Here's a story that I've never told anyone before and I haven't thought about it for at least 25 years. I used to work in a retail liquor store when I was in high school, and once again after I was in the Army and was going to school. The first time I worked there was for three years, covering the full three years I was in high school. I started working there before I could drive and used to walk up Del Amo St. in Lakewood, California to work. On Friday and Saturday nights, I worked there as a stock clerk mostly, but would help the counter clerk on the register when it was busy. During the week, I worked most afternoons stocking shelves and helping on the register when the owner had other stuff to do.
So, there was this customer named Al. I've tried to remember his last name, but I can't. No matter. I would say it was about the first year I worked there that this guy Al started to get friendly with me. Somehow, in a conversation it came out that I was interested in guns. One time he said, "I've got a gun at home; you ought to come over some time and take a look at it." I was about 15 or 16, and having grown up in Lakewood, wasn't too street-smart, and was reasonably trusting. I don't remember the details, but one evening I agreed to go over to Al's home which was on one of the side streets south of Del Amo St. near Palo Verde Ave. He did have a gun, a cheaply-made, older .38 revolver. After showing me this, he suggested that we go for a drive and he'd show me a place that he liked to go or something like that. I can't imagine now why I played along with him, but sometimes young people do things when they are with older people just to be agreeable. Sometimes they get into situations and don’t quite know how to disentangle from them gracefully. I don't know. Anyway, Al drove us up to Signal Hill and parked his car. After we parked, he started asking me a series of uncomfortable questions of a sexual nature, like, "What do you do about it when you all hot and bothered down there?" or something along that line. To this specific question, I remember giving him the lame answer, "Oh, I just take a walk around the block to get over it." He said something like, "Ah, come on, you can do better than that." Well, by now I knew or at least had an idea where he was going with this, and I wasn't going to say something like, "When that happens I masturbate to get some relief" because it would have just escalated the level of sexuality of the conversation and my discomfort with it. We may have had more conversation along the lines I described above, but it didn't get more specific. Somewhere hereabouts Al must have realized that he didn't have a fish on the line, and although I don't recall exactly how we wound this up, he drove back to his place and I left.
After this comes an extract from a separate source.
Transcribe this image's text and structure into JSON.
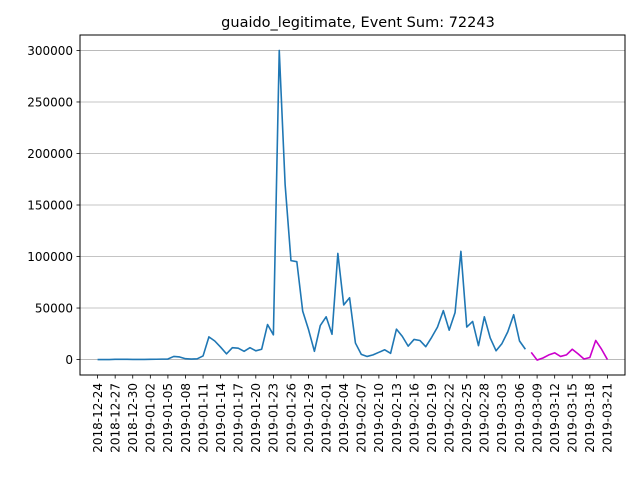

For some time after this, I gave a lot of thought to this episode with Al. At that time in life, I didn't have the life experience I got through the natural process later. Even still, I knew that Al had some hands-on sexual activity in mind. As I think back on it, Al was a clever, slippery little perve. First, he knew how to bait the hook by finding a topic that his intended victim was interested in. Second, he knew just how to ask probing questions that, depending upon the response he received, he could either escalate to more specific questions or back out of. It was a lot like smooth male heterosexual predators who prey on young women to receive casual sex. They know the kind of intimate questions to ask to get to succeeding levels of familiarity. Sexually perverse predators have to be even more slippery; they are in some legal danger if caught. From the way Al was approaching me, in later reflection it seemed to me that perhaps he'd had a lot of practice.
Al was a homosexual pedophile, pure and simple. I've no way of knowing for sure which, but he probably wanted me to fellate him, or for him to fellate me. Some of these old male homosexual pedophiles get more kicks out of fellating a young male than receiving their own gratification. It's just another weird aspect of their perversion that most "normal" people don't understand.
After that time when Al would come in, we would still greet each other in the store but I would avoid conversation with him. He'd act friendly and sugary but by then I knew what that was all about. Since he was a customer, I couldn't very well be hostile to him. Beyond that, at that age, I was embarrassed at myself about the experience I'd had with him. I guess I was embarrassed that I'd been so stupid and accepted his invitation in the first place. Even if I'd decided to mention this to someone else, what had Al done to break the law? He asked questions but made no overt suggestions. Like I said, he was slippery.
It has occurred to me that sexual predators use the embarrassment of young victims to mask their activities.
Fast forward to when I worked in the store the second time, after I got out of the Army. Al was still coming into the store. We wouldn't talk more than what was necessary to conduct business and maybe he'd ask how I was doing. I could tell he now recognized me as an adult and not the stupid kid that he'd tried to lure, but he still had a sick twinkle in his eye. When I worked there that time, I was the night clerk and had a stock boy helping me into the evening. One of the stock "boys" that worked with me was a guy named Bill, the owner's nephew. One time when Al came in and Bill saw him, Bill made negative comments about him to me. Every time Bill and I worked together and Al came in, the same thing would happen. I should have, but never did, ask Bill the nature of his animosity toward Al but guessed perhaps he'd been approached by him in a similar fashion.
Well, so that's the story of my own personal experience. It isn't a big one but to me it was a good illustration about just how sexual predators work and how they get kids in a corner, feel them out with questions and see how far they can get with them. It wouldn't surprise me if Al had a police record; sexual predators who keep battering away at the odds like that are bound to get caught once in a while.